People across the world are feeling the impact of the war and are looking to both governments and companies to act and put pressure on Russia to stop the invasion of Ukraine.
Companies are expected to act
As we reported in April, international companies with a presence in Russia have been drawn into the conflict. Caliber research showed that 78% of the 3,177 people included in our global survey on 15-25 March expected some sort of active corporate action in response to the conflict.
While most people expected companies to offer humanitarian support, 36% on average globally expected companies to cease operations in Russia; there were, however, clear differences in the market-by-market scores, with expectations of companies to cease operations being highest in the UK (50%), the US (43%), and France (42%). In China, only 10% of the public took this position.

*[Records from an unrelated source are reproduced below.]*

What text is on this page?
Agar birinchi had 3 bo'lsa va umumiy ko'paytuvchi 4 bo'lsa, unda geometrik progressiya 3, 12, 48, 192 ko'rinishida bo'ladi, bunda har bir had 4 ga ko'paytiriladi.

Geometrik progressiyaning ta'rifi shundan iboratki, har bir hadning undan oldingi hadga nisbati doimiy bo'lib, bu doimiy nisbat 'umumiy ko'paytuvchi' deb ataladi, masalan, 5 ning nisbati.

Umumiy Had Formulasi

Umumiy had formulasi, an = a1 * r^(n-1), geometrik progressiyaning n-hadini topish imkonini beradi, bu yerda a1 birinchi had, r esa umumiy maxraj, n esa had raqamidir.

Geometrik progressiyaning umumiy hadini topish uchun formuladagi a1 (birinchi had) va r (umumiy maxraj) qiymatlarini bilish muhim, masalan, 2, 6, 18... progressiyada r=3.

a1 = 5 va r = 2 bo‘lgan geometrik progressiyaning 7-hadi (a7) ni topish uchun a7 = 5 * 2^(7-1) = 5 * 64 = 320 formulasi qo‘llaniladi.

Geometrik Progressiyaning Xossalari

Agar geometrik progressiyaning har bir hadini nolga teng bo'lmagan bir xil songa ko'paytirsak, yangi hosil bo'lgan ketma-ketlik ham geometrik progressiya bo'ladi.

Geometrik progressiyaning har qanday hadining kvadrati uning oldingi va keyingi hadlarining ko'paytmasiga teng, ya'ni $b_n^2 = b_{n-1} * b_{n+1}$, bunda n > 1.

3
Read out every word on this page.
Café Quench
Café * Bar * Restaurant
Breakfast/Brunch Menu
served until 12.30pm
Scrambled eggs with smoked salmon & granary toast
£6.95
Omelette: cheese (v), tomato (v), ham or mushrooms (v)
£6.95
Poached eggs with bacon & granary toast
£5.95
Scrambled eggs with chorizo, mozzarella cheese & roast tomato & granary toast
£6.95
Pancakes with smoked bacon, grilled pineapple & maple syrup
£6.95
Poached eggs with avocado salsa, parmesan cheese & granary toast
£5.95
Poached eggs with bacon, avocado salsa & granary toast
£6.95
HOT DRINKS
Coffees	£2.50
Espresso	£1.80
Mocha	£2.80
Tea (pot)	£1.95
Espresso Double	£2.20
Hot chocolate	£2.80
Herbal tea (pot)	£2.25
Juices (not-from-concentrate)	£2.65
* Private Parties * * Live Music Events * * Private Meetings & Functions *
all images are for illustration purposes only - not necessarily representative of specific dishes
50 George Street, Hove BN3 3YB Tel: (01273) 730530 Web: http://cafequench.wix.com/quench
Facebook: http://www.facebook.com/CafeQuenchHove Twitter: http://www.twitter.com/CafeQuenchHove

In our report, we saw that certain industries and companies suffered reputational impact in that initial period, likely due to their reaction (or lack thereof) to the war in Ukraine and their involvement in Russia. Now, roughly 100 days later, we follow up to learn if anything has changed in terms of public perception of these industries and companies.
Value-based actions and macro-economic effects of the war have impacted perceptions of industries
In March, we saw a clear and immediate effect on public perceptions across industries related to actions taken following Russia’s invasion of Ukraine.
Many industries were impacted negatively, but some industries like Pharma, Big Tech, and Retail were rewarded for their quick resolve in taking value-based actions and communicating their intent to exit Russia. For these industries, public trust and affinity levels now stand even stronger than pre-war levels.
Deutsche Telecom only recovered after complete exit
The German telecom giant Deutsche Telecom was quick to communicate its intentions concerning its Russian operations back in February. However, as we reported, the company’s original plans to scale back were not well received by the public.
The company’s reputation plunged 12 points (from 63 to 51 on Caliber’s normative Trust & Like Score scale going from 0-100). Since then, the company withdrew completely from Russia, communicating on 24 March that they would close all activities in Russia. In April, their reputation recovered to pre-war levels.
Shell and BP avoided further reputational damage
Shell and BP both moved fast to show their intent to divest completely from interests in Russia. The two companies were among the first internationals to communicate their exit.
This fast resolve did not directly improve the reputation of these companies, but at a period of a raging energy crisis with extreme public and political scrutiny of the energy sector, it served as a cushion against further decline in perceptions.
Both companies have seen some recovery of their reputation in May, with BP getting the most reputational dividend. The underlying reason for BP’s stronger recovery could be the sizable financial write-down of €24bn it incurred because of its exit. Going against financial self-interest and showing sympathy, political conviction, and strong humanitarian values resonates across the broad base of stakeholders.
Speed of action, clear communication, and values are key mitigating factors
Overall, the above companies are strong examples of the impact a response (or lack thereof) to a major geopolitical incident can have on corporate reputation. Those reacting quickly and firmly have been rewarded immediately through stronger or sustained perceptions in the public. Conversely, those wavering or lagging in their decision-making suffered a negative impact on their reputations.
Actions or inactions in situations like the Ukraine war matter greatly to public perceptions, as they put on display the real values of a company. In times of war, people react emotionally and expect companies to do the same. There is very little room for rational explanations of business intentions, and companies risk eroding trust if they do not communicate their plans quickly.